The next thing we want to deal with is the unit. Note that the values in the field `length` is of the type "units" i.e. a numeric value with a physical measurement unit. The original unit of `length` is a little complicated. We will simplify things by just assigning it the unit "meter".
```{r F.units.1}
units(primary.roadlengths$length) <- with(ud_units, m)
```
What we want to do is to replace all missing values in `length` with "0 meter." To achieve that, we first create a variable with value 0 and then assign it the unit "meter." This newly created `x0` is what will replace the missing values.
```{r F.units.2}
x0 <- 0
units(x0) <- with(ud_units, m)
```
We use the `which` function to return the positions of all missing values, and on those exact position, we replace the value with `x0`. Hence, all missing values now read "0 meter."
```{r F.units.3}
primary.roadlengths[which(is.na(primary.roadlengths$length)),2] <- x0
```
As always, it is critical that we inspect our data from time to time. If we print out `primary.roadlengths`, we see that all missing values have indeed by replaced by "0 meter."
```{r F.units.4}
primary.roadlengths
```
### Secondary Roads {-}
From this point on, things start to get a little repetitive. We, in this section, repeat lots of code from the last section. The only difference is that we now want to extract the information - basically the lengths of the roads - of all roads that are classified as "secondary" or "secondary_link." For illustrative purposes, we show all the code below, but we shall not comment much on the code as it is almost identical to the code in the last section.
```{r warning = F, message = F}
sec.1 <- which(roads.intersection$fclass == "secondary")
sec.2 <- which(roads.intersection$fclass == "secondary_link")
sec.id <- c(sec.1, sec.2)
secondary.int <- roads.intersection[sec.id,]
secondary.merged <- st_join(km.grid, secondary.int)
secondary.roadlengths = secondary.merged %>%
group_by(DATA.x) %>%
summarize(length = sum(length))
secondary.roadlengths[which(is.na(secondary.roadlengths$length)),2] <- x0
```
We inspect `secondary.roadlengths`, and it looks fine in terms of both data format and data value.
```{r F.secondary.inspect}
secondary.roadlengths
```
### Motorway {-}
The code in this section is exactly the same as in the last two section.

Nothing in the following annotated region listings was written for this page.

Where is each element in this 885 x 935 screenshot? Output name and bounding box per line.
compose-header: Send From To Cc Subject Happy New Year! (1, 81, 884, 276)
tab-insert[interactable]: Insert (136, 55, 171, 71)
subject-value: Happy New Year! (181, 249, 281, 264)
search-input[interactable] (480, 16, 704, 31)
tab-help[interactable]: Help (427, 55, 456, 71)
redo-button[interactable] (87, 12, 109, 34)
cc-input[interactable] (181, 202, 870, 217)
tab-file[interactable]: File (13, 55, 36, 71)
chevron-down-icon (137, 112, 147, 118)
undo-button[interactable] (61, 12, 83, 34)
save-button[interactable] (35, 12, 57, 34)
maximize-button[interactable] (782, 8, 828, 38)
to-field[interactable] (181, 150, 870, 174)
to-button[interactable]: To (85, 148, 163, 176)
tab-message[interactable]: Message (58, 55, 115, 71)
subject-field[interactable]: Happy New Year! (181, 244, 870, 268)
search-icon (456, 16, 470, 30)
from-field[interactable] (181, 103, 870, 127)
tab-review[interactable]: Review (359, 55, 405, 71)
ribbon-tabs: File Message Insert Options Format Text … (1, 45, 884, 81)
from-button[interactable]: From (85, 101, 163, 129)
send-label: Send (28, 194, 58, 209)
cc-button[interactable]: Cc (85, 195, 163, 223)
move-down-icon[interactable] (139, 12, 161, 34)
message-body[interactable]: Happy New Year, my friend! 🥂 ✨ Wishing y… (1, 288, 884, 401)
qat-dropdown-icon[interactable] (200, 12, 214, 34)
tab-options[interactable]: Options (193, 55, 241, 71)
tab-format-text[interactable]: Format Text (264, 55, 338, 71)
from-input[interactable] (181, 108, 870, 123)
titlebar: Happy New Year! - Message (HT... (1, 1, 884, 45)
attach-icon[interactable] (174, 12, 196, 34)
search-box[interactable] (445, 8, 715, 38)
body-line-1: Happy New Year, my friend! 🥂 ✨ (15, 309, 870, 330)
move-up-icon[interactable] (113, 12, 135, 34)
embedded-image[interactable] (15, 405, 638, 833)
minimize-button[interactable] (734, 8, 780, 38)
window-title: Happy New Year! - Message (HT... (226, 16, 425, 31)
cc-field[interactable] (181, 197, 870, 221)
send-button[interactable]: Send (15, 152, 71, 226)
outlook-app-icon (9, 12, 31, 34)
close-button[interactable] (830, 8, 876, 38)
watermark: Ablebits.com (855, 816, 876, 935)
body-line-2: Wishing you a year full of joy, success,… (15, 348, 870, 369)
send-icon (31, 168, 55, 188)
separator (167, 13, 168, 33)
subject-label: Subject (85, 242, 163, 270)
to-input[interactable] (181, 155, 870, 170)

We include the code here for the sake of completeness, but you should feel free to skip this section.
```{r warning = F, message = F}
mot.1 <- which(roads.intersection$fclass == "motorway")
mot.2 <- which(roads.intersection$fclass == "motorway_link")
mot.id <- c(mot.1, mot.2)
motorway.int <- roads.intersection[mot.id,]
motorway.merged <- st_join(km.grid, motorway.int)
motorway.roadlengths = motorway.merged %>%
group_by(DATA.x) %>%
summarize(length = sum(length))
motorway.roadlengths[which(is.na(motorway.roadlengths$length)),2] <- x0
```
Before we proceed, we take a galnce at `motorway.roadlengths`.
```{r F.motorway.inspect}
motorway.roadlengths
```
## Outputting Data {-}
We now enter the last section of this tutorial, where we would like to save all the work we have done so far. This is not difficult - we just create three fields in `km.grid` (`primary`, `secondary`, and `motorway`), where we store the lengths of the roads.
```{r F.store.length}
km.grid$primary <- primary.roadlengths$length
km.grid$secondary <- secondary.roadlengths$length
km.grid$motorway <- motorway.roadlengths$length
```
Then, we output a new shapefile with the modified `km.grid` using the `st_write` function.
```{r F.write, eval = F}
st_write(km.grid, "Road_Grid.shp")
```
This concludes our tutorial. In this exercise, we showed how roads data can be handled. Of course, some of the techniques introduced here can be applied in many other instances. The brief introduction on dealing with data of the type "units" should be particularly helpful if you have not been previously exposed to this data type. You should feel free to explore more on your own and apply what you have learned to your own research.